05-06-2001. Análisis AMPLIADO EXTRAORDINARIO de la TRIPLE semana del 14 de mayo al 3 de junio de 2001 del Servicio Analítico-informativo de la RED VASCA ROJA



      9. PROSPICERE. UN VERBO A CONJUGAR. Las cosas son como son hasta que dejan de serlo. Las arenas movedizas de un planeta en crisis y de una Europa en crisis. La evidencia del desastre ecológico y las urgencias de problemas inmediatos que no pueden esperar.

      Prospicere es un verbo latino. Significa mirar delante de uno mismo, mirar a lo lejos o de lejos, tener una visión amplia. De él deriva la voz "prospectiva". Es un verbo que hoy resulta urgentísimo conjugar. Lo más preocupante de la postura que Arzalluz evidenciaba en la entrevista de EL PAÍS que más arriba he transcrito parcialmente es su falta de percepción de la urgencia de la situación. Su suicida aceptación de que la necesidad de que Euskal Herria recobre su soberanía puede esperar tranquilamente años y años a una mejor coyuntura. Que puede dejarse su planteamiento, en sus propias palabras, para muy largo plazo.

      Arzalluz es, por desgracia, uno de tantos líderes políticos, económicos, sociales y culturales incapaces de percibir la gravedad y la hondura de la crisis que estamos viviendo. Incapaces de advertir que están sobre las arenas movedizas de un planeta en crisis y de una Europa en crisis.

      Incapaces de percibir que la situación empeora a velocidades geométricas. De que este año será peor que el pasado y mejor que el que viene. Y de que el largo plazo puede ser ya una dimensión inalcanzable para nosotros.

      La evidencia del desastre ecológico en el que ya estamos viviendo sigue siendo suicidamente ignorada a pesar de que los datos se van acumulando abrumadoramente.

      La crisis económica mundial, el desastre del crecimiento pavoroso de la miseria, el agravamiento de los problemas demográficos, la fragilidad de los "parches" que los Estados capitalistas intentan poner…. Todo eso es también ya una avalancha, un alud sobre nuestras cabezas.

      En esta situación Euskal Herria no puede esperar al largo plazo para conseguir lo que necesita urgentemente para garantizarse una mínima posibilidad de supervivencia como pueblo: un Estado propio que sea la condición necesaria pero no suficiente para seguir existiendo.

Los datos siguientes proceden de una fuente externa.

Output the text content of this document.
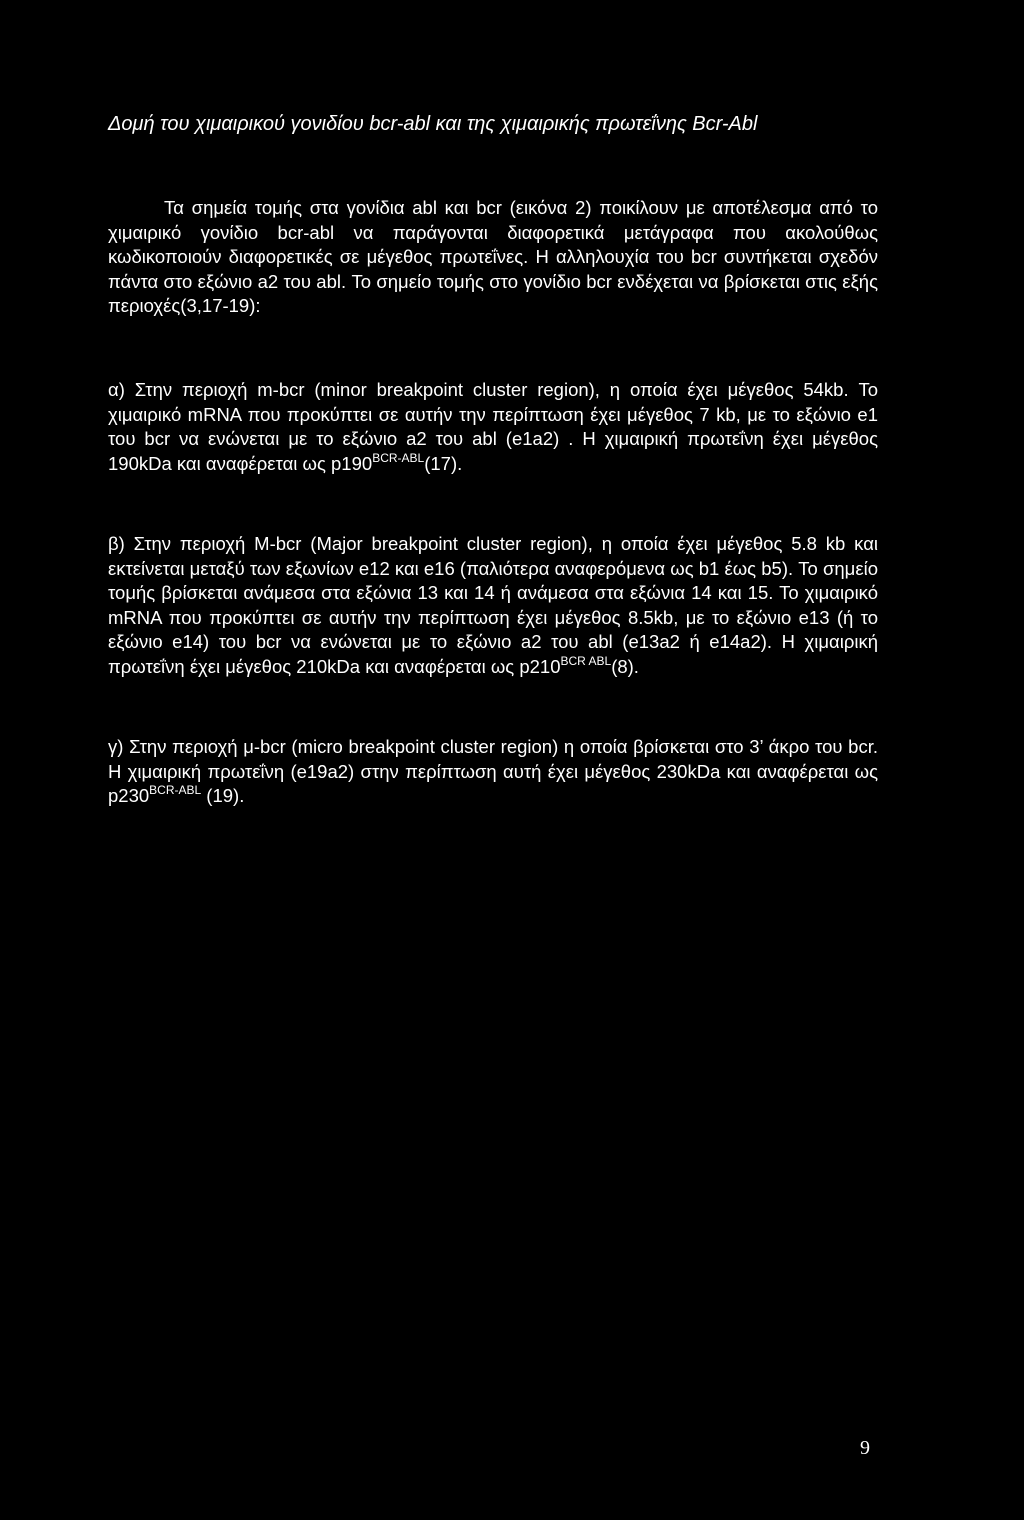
Δομή του χιμαιρικού γονιδίου bcr-abl και της χιμαιρικής πρωτεΐνης Bcr-Abl

Τα σημεία τομής στα γονίδια abl και bcr (εικόνα 2) ποικίλουν με αποτέλεσμα από το χιμαιρικό γονίδιο bcr-abl να παράγονται διαφορετικά μετάγραφα που ακολούθως κωδικοποιούν διαφορετικές σε μέγεθος πρωτεΐνες. Η αλληλουχία του bcr συντήκεται σχεδόν πάντα στο εξώνιο a2 του abl. Το σημείο τομής στο γονίδιο bcr ενδέχεται να βρίσκεται στις εξής περιοχές(3,17-19):

α) Στην περιοχή m-bcr (minor breakpoint cluster region), η οποία έχει μέγεθος 54kb. Το χιμαιρικό mRNA που προκύπτει σε αυτήν την περίπτωση έχει μέγεθος 7 kb, με το εξώνιο e1 του bcr να ενώνεται με το εξώνιο a2 του abl (e1a2) . Η χιμαιρική πρωτεΐνη έχει μέγεθος 190kDa και αναφέρεται ως $p190^{BCR-ABL}(17)$.

β) Στην περιοχή M-bcr (Major breakpoint cluster region), η οποία έχει μέγεθος 5.8 kb και εκτείνεται μεταξύ των εξωνίων e12 και e16 (παλιότερα αναφερόμενα ως b1 έως b5). Το σημείο τομής βρίσκεται ανάμεσα στα εξώνια 13 και 14 ή ανάμεσα στα εξώνια 14 και 15. Το χιμαιρικό mRNA που προκύπτει σε αυτήν την περίπτωση έχει μέγεθος 8.5kb, με το εξώνιο e13 (ή το εξώνιο e14) του bcr να ενώνεται με το εξώνιο a2 του abl (e13a2 ή e14a2). Η χιμαιρική πρωτεΐνη έχει μέγεθος 210kDa και αναφέρεται ως $p210^{BCR ABL}(8)$.

γ) Στην περιοχή μ-bcr (micro breakpoint cluster region) η οποία βρίσκεται στο 3’ άκρο του bcr. Η χιμαιρική πρωτεΐνη (e19a2) στην περίπτωση αυτή έχει μέγεθος 230kDa και αναφέρεται ως $p230^{BCR-ABL}$ (19).

9
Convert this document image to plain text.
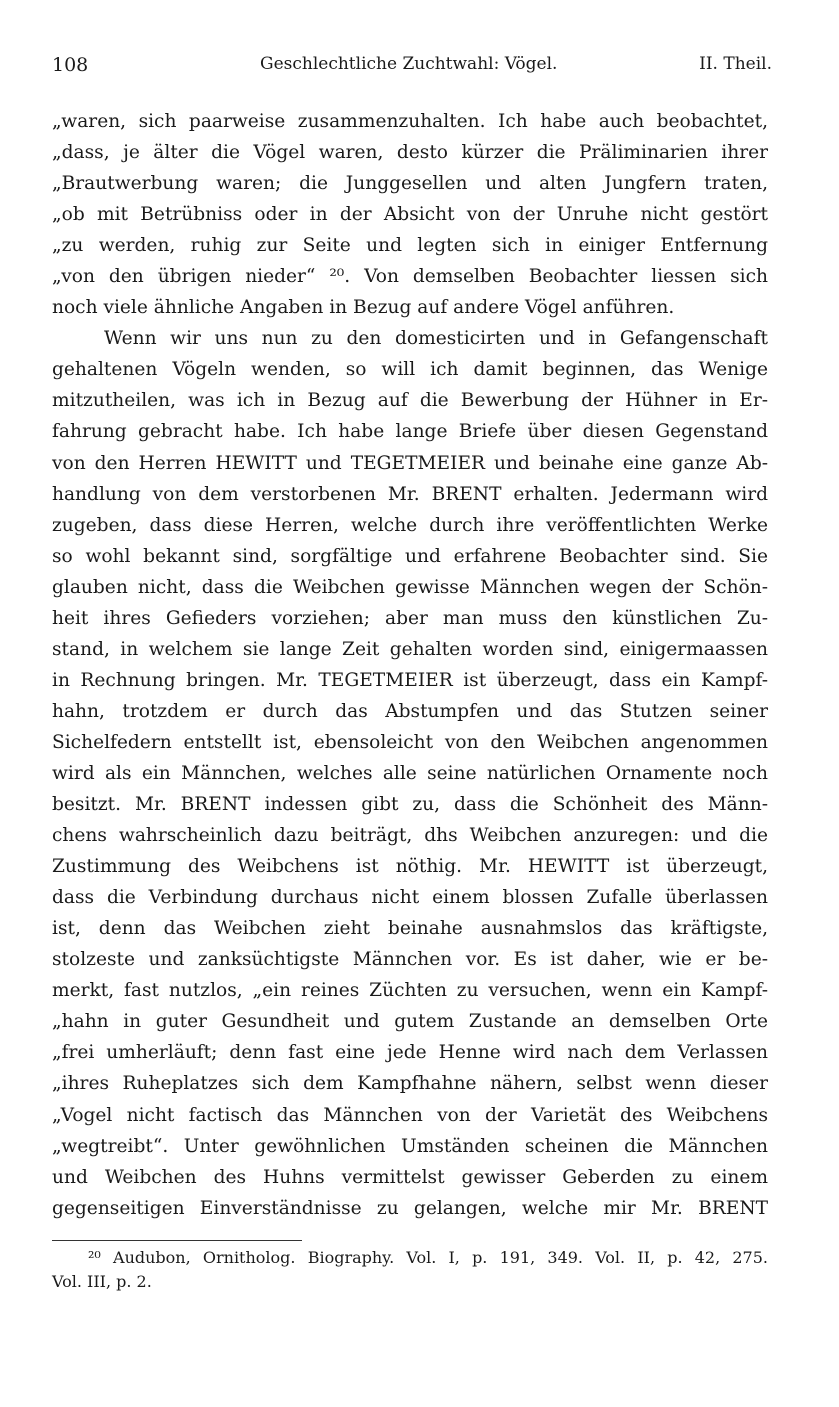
108	Geschlechtliche Zuchtwahl: Vögel.	II. Theil.
„waren, sich paarweise zusammenzuhalten. Ich habe auch beobachtet,
„dass, je älter die Vögel waren, desto kürzer die Präliminarien ihrer
„Brautwerbung waren; die Junggesellen und alten Jungfern traten,
„ob mit Betrübniss oder in der Absicht von der Unruhe nicht gestört
„zu werden, ruhig zur Seite und legten sich in einiger Entfernung
„von den übrigen nieder“ ²⁰. Von demselben Beobachter liessen sich
noch viele ähnliche Angaben in Bezug auf andere Vögel anführen.
Wenn wir uns nun zu den domesticirten und in Gefangenschaft
gehaltenen Vögeln wenden, so will ich damit beginnen, das Wenige
mitzutheilen, was ich in Bezug auf die Bewerbung der Hühner in Er-
fahrung gebracht habe. Ich habe lange Briefe über diesen Gegenstand
von den Herren HEWITT und TEGETMEIER und beinahe eine ganze Ab-
handlung von dem verstorbenen Mr. BRENT erhalten. Jedermann wird
zugeben, dass diese Herren, welche durch ihre veröffentlichten Werke
so wohl bekannt sind, sorgfältige und erfahrene Beobachter sind. Sie
glauben nicht, dass die Weibchen gewisse Männchen wegen der Schön-
heit ihres Gefieders vorziehen; aber man muss den künstlichen Zu-
stand, in welchem sie lange Zeit gehalten worden sind, einigermaassen
in Rechnung bringen. Mr. TEGETMEIER ist überzeugt, dass ein Kampf-
hahn, trotzdem er durch das Abstumpfen und das Stutzen seiner
Sichelfedern entstellt ist, ebensoleicht von den Weibchen angenommen
wird als ein Männchen, welches alle seine natürlichen Ornamente noch
besitzt. Mr. BRENT indessen gibt zu, dass die Schönheit des Männ-
chens wahrscheinlich dazu beiträgt, dhs Weibchen anzuregen: und die
Zustimmung des Weibchens ist nöthig. Mr. HEWITT ist überzeugt,
dass die Verbindung durchaus nicht einem blossen Zufalle überlassen
ist, denn das Weibchen zieht beinahe ausnahmslos das kräftigste,
stolzeste und zanksüchtigste Männchen vor. Es ist daher, wie er be-
merkt, fast nutzlos, „ein reines Züchten zu versuchen, wenn ein Kampf-
„hahn in guter Gesundheit und gutem Zustande an demselben Orte
„frei umherläuft; denn fast eine jede Henne wird nach dem Verlassen
„ihres Ruheplatzes sich dem Kampfhahne nähern, selbst wenn dieser
„Vogel nicht factisch das Männchen von der Varietät des Weibchens
„wegtreibt“. Unter gewöhnlichen Umständen scheinen die Männchen
und Weibchen des Huhns vermittelst gewisser Geberden zu einem
gegenseitigen Einverständnisse zu gelangen, welche mir Mr. BRENT
²⁰ Audubon, Ornitholog. Biography. Vol. I, p. 191, 349. Vol. II, p. 42, 275.
Vol. III, p. 2.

      Hay además en el presente amenazas muy feroces y muy concretas y con consecuencias terribles para centenares de miles de vascos que no permiten esperar al largo plazo. Sencillamente porque a largo plazo no es que todos estaremos calvos sino que se habrán producido desastres irreversibles en Euskal Herria. El llenado del pantano de Itoiz y la bárbara destrucción que el Tren de Alta Velocidad supone son dos ejemplos de lo que no podemos esperar a parar. La agonía del euskara en amplias capas de nuestra población es otro. El empobrecimiento y la explotación salvaje de nuestra juventud otro.

      De forma que puede que Arzalluz tenga razón cuando señala que las cosas son como son y que siendo como son exigen el largo plazo. Pero lo que sucede es que es intolerable e insufrible como son las cosas. Y que hay que recordar que las cosas son como son hasta que dejan de serlo.

      Y que hoy es imprescindible que dejen de serlo.


      Finalizo este ya demasiado largo análisis. Son ya bastantes los que en España se han enterado el 13M de que somos sólida mayoría los vascos que no queremos ser españoles.

      Ahora habrá que mantener la ofensiva y soportar un recrudecimiento de la violencia española contra vascas y vascos. Y, previsiblemente, que PNV y EA miren para otro lado. Si es que no echan una manita al cipayo modo.

      Bueno. Arrieros somos, en el camino andamos y ahí nos vemos.

      Euskal Herria vive ¡carajo!. Haremos de la Tierra un Paraíso, la Patria de la Humanidad.